If Oats failed to detect the rebuke implicit in Saban’s statement, the hearing-unimpaired required no auditory aids. Though Saban’s worldview is notoriously narrow — he claimed to have been unaware it was Election Day in 2016 — he could hardly have missed the fallout from his school’s feckless response to the death of a 23-year-old woman for which former Alabama forward Darius Miles faces capital murder charges. Among the current Alabama players at the scene was its star, Brandon Miller, who delivered the gun.

It’s possible Saban was unaware that Oats had clumsily minimized Miller’s role in the tragedy with his “wrong place, wrong time” comment. It’s conceivable Saban’s presence at Alabama’s Wednesday basketball practice was completely unrelated to damage control. But whether he did so deliberately or coincidentally, Saban has set a tone to which Oats and others would be wise to adhere.

You’ve got to be responsible for who you’re with, who you’re around, and what you do; who you associate yourself [with] and the situations that you put yourself in,” Saban said. “It is what it is, but there is cause and effect when you make choices and decisions that put you in bad situations.”

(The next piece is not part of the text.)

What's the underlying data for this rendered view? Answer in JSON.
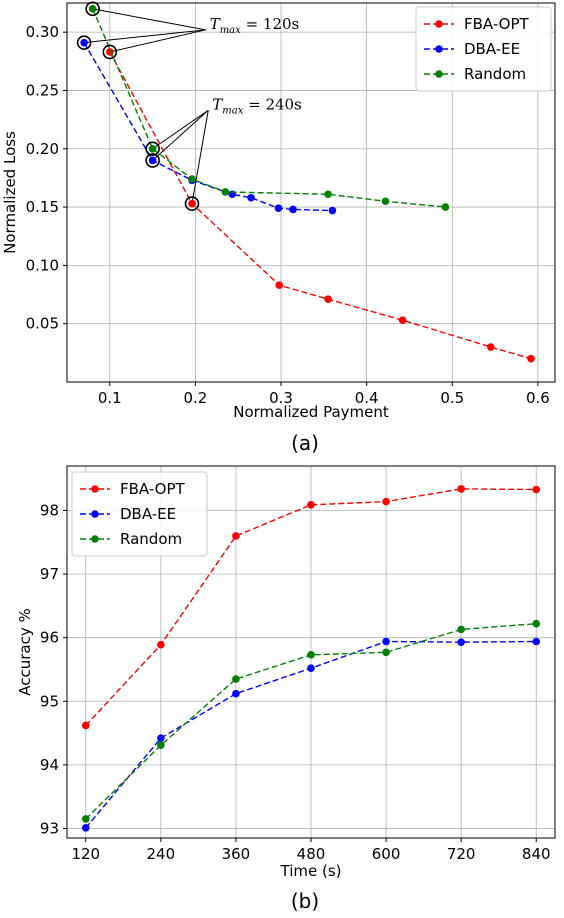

Saban was speaking specifically about freshman defensive back Tony Mitchell, who was charged last week with possession of marijuana with intent to sell and/or deliver. But given his particular choice of words, and the grim backdrop of Harris’ death, it was easy to extrapolate.

“There’s nothing to clarify,” Saban told reporters at Alabama football’s pro day Thursday. “I don’t watch a basketball coach’s press conference. How many years have I been coaching? I’ve never watched one. I never listen to what other people say. That was strictly about our program. It had nothing to do with anybody else; I don’t make comments about anybody else. We hope the basketball team does really, really well.”

That no charges have been filed against Miller is most easily interpreted as a sign of his value as a cooperating witness. That the university has declined to impose discipline on Miller, not even so much as a token mid-season suspension, supports suspicions of an empathy and values vacuum from Oats all the way up through the Alabama administration.

“The ease with which Oats and Alabama abandoned all principles because they see Miller as their ticket to a national championship is shameful,” Nancy Armour wrote for USA Today. “The way they’ve treated Miller, as a means to an end rather than a young adult in need of guidance, is callous.”

Alabama arrived at Louisville’s South Regional with 31 wins in 36 games, anointed as a No. 1 seed in the NCAA Tournament for the first time in the school’s history. To reach the Final Four, the Crimson Tide must subdue fifth-seeded San Diego State Friday night, and then defeat the winner of the Creighton-Princeton regional semifinal on Sunday.   

“We’ve never lost sight of the fact that we have a heartbreaking situation surrounding our program,” Oats said Thursday. “The fact that we have such a good group of guys enables them to keep that, as they should, [as] a serious matter, and it has been, but, you know, you play basketball from the time you were young to get to these moments, and we’re going to enjoy these moments. They’ve earned the right to enjoy the moment they’re in, and I think our guys are having a lot of fun.”

Inarguably, it has been awkward. Alabama has its best basketball team under some of the worst circumstances imaginable. The Crimson Tide are in the right place, it seems, at the wrong time.